Feelings of nostalgia are explored in the more poppy songs ‘Best Friend’ and ‘Careful Kid’. In ‘Best Friend’, they reflect on old memories: ‘I can see you’re runnin’ now / You can’t see me / Burnin’ in the back now / Coming down’. The song builds on many instruments such as drums, guitars and tambourines to convey a sense of movement and driving, really taking you into the song while singing: ‘Said you got a new car / Give me a ride home / You could be my best friend’. The following song, ‘Careful Kid’, explores this same sense of nostalgia but from a parental perspective. Instead of reflecting on their own youth, they give their younger selves advice: ‘Be careful, kid / If you’re ready or not, you’re gonna get hit / When you’re looking at yourself, yeah, you’re killing it / Leaving all your friends, picking up your shit’.

‘Paralysed’ starts off beautifully with only a ukulele and one of the sisters singing, resembling a rougher demo with real, honest feelings after a break-up

Highlights of the slower songs are ‘Paralysed’ and ‘Failure’. ‘Paralysed’ starts off beautifully with only a ukulele and one of the sisters singing, resembling a rougher demo with real, honest feelings after a break-up. Midway through, this naturally flows into a fully produced song and the other sisters jump in to support. The lyrics state feelings of self-doubt: I usеd to be magic / I used to be ragе uncontained / I used to be something you made / And in my life, I used to be fine, yeah’. ‘Failure’ builds on these feelings while also containing a lot of anger and irony. Together with the sisters’ angelic voices, this creates a comic effect as the sisters sing: ‘And I’m sorry if I ruined the party / And I’m sorry if all the fuss really killed your vibe / So kind of you to think to remind me / When I got so low, but I really tried’.

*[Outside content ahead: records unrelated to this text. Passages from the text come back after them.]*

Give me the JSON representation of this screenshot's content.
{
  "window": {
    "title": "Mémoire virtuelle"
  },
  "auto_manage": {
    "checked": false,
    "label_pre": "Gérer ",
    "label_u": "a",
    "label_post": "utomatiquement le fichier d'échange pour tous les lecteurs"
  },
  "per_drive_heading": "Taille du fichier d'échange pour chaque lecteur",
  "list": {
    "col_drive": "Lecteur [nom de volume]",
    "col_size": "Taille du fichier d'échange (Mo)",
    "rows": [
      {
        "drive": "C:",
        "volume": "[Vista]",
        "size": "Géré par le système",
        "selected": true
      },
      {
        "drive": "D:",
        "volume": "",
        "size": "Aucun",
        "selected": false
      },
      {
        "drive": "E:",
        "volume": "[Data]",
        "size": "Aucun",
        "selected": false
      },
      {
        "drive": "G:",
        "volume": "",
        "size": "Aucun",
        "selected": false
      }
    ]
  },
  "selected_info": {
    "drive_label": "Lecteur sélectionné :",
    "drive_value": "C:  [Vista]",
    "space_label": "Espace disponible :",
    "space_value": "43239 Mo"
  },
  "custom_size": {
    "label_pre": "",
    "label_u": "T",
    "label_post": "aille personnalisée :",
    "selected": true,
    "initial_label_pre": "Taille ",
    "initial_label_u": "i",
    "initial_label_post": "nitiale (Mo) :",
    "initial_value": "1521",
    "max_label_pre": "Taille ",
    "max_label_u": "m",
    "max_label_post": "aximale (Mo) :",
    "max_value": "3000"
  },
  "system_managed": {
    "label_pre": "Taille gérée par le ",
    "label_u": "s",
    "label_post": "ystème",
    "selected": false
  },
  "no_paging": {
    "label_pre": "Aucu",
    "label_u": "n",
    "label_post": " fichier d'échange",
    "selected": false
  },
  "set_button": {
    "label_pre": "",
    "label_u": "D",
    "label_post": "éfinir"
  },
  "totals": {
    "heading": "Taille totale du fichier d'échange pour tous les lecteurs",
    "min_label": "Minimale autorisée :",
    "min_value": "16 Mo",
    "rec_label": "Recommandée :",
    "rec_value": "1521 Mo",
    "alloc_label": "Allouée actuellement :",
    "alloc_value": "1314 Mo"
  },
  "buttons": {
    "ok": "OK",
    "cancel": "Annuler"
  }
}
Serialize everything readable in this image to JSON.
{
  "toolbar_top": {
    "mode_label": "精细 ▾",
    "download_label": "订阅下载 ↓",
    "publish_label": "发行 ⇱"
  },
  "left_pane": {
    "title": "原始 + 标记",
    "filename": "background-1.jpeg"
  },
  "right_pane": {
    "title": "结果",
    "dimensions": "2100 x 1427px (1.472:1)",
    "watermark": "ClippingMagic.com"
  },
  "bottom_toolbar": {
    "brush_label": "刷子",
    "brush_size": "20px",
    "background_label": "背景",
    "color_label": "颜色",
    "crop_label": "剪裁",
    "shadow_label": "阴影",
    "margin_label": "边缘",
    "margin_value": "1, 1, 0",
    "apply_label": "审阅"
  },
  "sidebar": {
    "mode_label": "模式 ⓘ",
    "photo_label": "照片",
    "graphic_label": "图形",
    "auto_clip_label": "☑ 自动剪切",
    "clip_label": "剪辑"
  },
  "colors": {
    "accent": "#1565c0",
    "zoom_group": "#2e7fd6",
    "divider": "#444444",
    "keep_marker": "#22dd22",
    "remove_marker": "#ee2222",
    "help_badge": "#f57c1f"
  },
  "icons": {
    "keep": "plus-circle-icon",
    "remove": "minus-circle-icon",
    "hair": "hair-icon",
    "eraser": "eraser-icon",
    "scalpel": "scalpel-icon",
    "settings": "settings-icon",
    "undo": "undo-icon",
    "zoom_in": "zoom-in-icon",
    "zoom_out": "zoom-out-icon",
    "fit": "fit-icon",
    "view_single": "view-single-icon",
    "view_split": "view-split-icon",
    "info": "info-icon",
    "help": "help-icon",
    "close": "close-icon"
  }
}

Although the album started off with the strong message that every woman is good, the songs following contain a lot of self-doubt. The last song ‘Waiting On Me To Change’ therefore closes the album beautifully with incredible piano support and the lyrics: ‘I’ll change, I’ll change, I’ll change when I want to’. If you identify with these themes and love indie folk / pop music, this album and supporting UK tour is definitely one to watch out for.